Penguin Cafe Orchestra chronology
| Broadcasting from Home (1984) | Signs of Life (1987) | When in Rome (1988) |

= Signs of Life (Penguin Cafe Orchestra album) =

Signs of Life is the fourth studio album by the Penguin Cafe Orchestra. It was recorded at the Penguin Cafe between 1985 and 1987 and released in March 1987. It includes "Perpetuum Mobile", one of their most famous pieces.

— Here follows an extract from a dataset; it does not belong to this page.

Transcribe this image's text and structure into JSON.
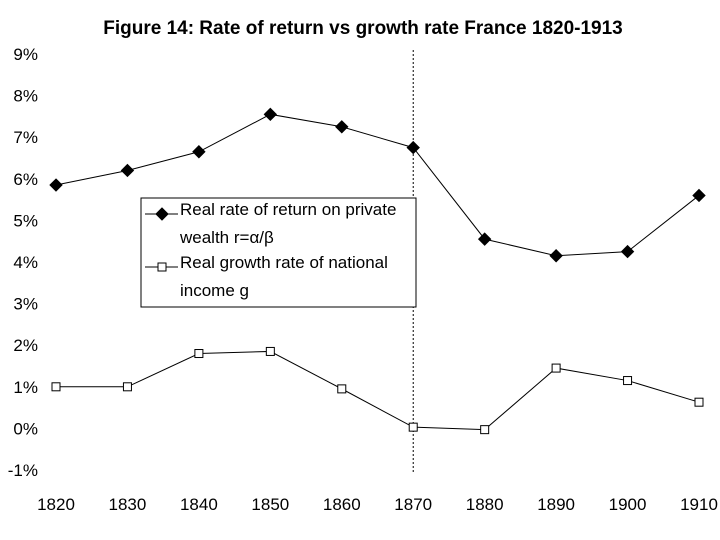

The album reached number 49 in the UK Albums Chart.

Professional ratings
Review scores
| Source | Rating |
| Allmusic | Star |

==Track listing==
All music composed by Simon Jeffes.

===Side one===
1. "Bean Fields" - 4:20
2. "Southern Jukebox Music" - 4:39
3. "Horns of the Bull" - 4:32
4. "Oscar Tango" - 3:12
5. "The Snake and the Lotus (The Pond)" - 2:57
6. "Rosasolis" - 4:12

===Side two===
1. "Dirt" - 4:46
2. "Sketch" - 3:19
3. "Perpetuum Mobile" - 4:26
4. "Swing the Cat" - 3:19
5. "Wildlife" - 10:54

==Personnel==
- Simon Jeffes - Ukulele/Violin/Omnichord (1), Bluthner Piano (2), Fretless Guitar/Ring Modulation (3), Bluthner and Bosendorfer Piano (4), Bass Guitar/Soloban Shakers (5), Omnichord/Prophet V (6), Rhythm Violins/Whistles (7), Cuatros/Ukulele/Bass/Drum (8), Bosendorfer Piano/Prophet V/Drum (9), Violins/Cuatro (10), Triangles/Guitar/Tape (11)
- Danny Cummins - Percussion (6), Shakare (7)
- Helen Liebmann - Cello (1, 2, 4, 6, 9, 10, 11)
- Bob Loveday - Violins/Bass (2), Harmony Violin (4), Violins (6), Solo Violin (7), Violins (9), Kalimba (10)
- Steve Nye - Bluthner Piano (1), Wurlitzer Piano (7)
- Elizabeth Perry - Violins (4, 9)
- Neil Rennie - Cuatro (1), Ukulele (7)
- Geoffrey Richardson - Viola (2, 4, 6)
- Gavyn Wright - Violins (4, 9)

==Other information==
"Perpetuum Mobile" was sampled by Swedish DJ Avicii in his 2011 single "Penguin," aka "Fade into Darkness", which in turn was sampled by British recording artist Leona Lewis in her 2011 single "Collide".

Additionally, the song was used as the main theme for the film Mary and Max.